Abstract

This book examines the impact of the discovery of physical evidence for Roman Britain between the late sixteenth and the early twentieth centuries. My earlier work, Roman Officers and English Gentlemen, explored how the Roman past of Britain was articulated as an aspect of ‘imperial discourse’ in British late Victorian and Edwardian society, how the Roman history and monuments of Britain were used to construct an imperial ancestry for contemporary Britain. The Roman empire, and Roman Britain in particular, were drawn upon to provide powerful contrasts and comparisons between the superpowers of their respective ages, drawing out morals and lessons for the contemporary imperial age.
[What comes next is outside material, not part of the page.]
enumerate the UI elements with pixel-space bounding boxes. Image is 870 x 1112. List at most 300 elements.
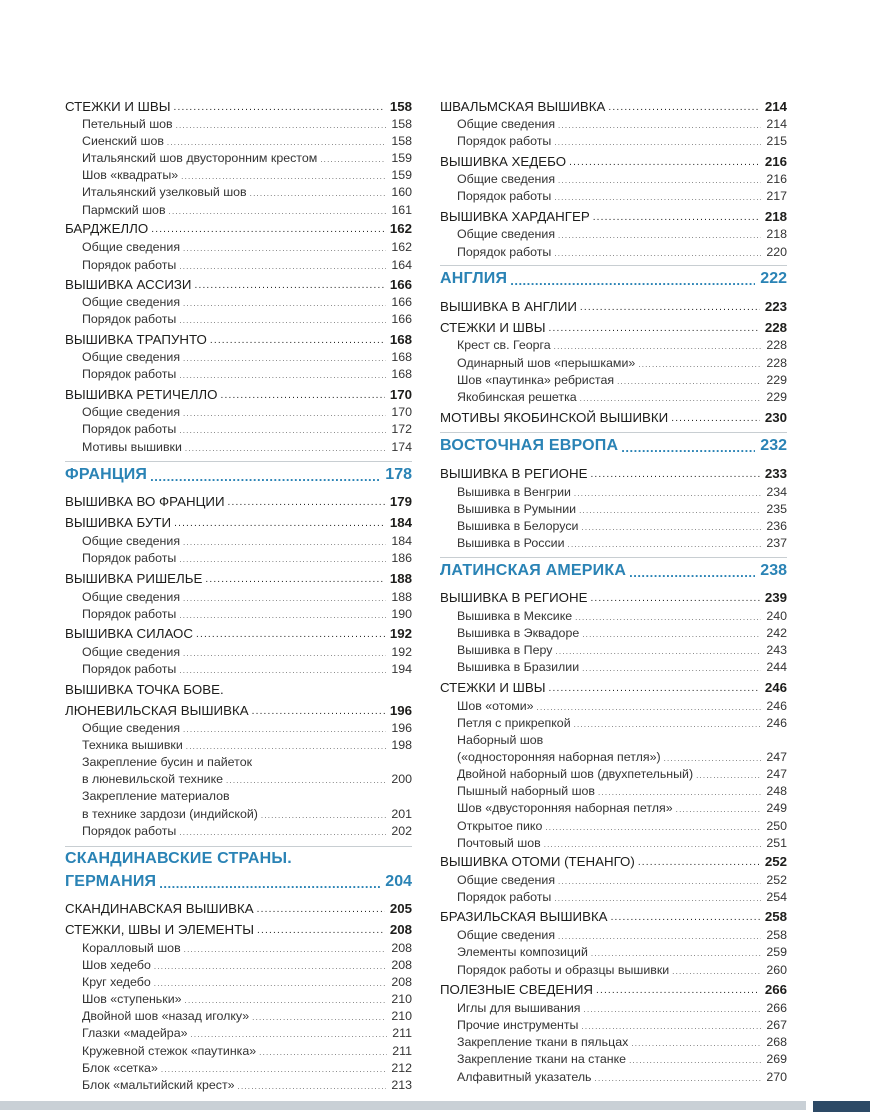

This book seeks to address the value of ideas derived from Roman Britain in the construction of British nationhood and in the context of empire-building, but with a far longer chronological perspective. Before the later sixteenth century, people in Britain had thought and written about the Roman past, but conventional wisdom suggests that it is only from this time that a self-critical and conscious appreciation of the classical writings that addressed Britain emerged. It is also from this time that the value of past objects and sites started to be recognized. In studying the ways that objects and remains from the pre-Roman and Roman past were received, we shall see that the increasing comprehension of the significance of ancient objects was itself a result of the gradual acceptance of the authority of the classical texts that referred to pre-Roman and Roman Britain. Knowledge of the culture and history of ancient Britain prior to this time was communicated through a series of mythical tales that presented a heroic picture of the ancient past. For the English, this ‘old British history’ presented what Philip Schwyzer has called a ‘grand and sprawling narrative’, derived mainly from Geoffrey of Monmouth’s Historia Regum Britanniae (The History of the Kings of Britain, c.1136). These powerful ideas related the initial peopling of these islands to Brutus and his followers who had fled the sack of Troy. During medieval times, various associated stories had been elaborated around mythical and semi-mythical ancient rulers of Britain, including Cymbeline and Lear.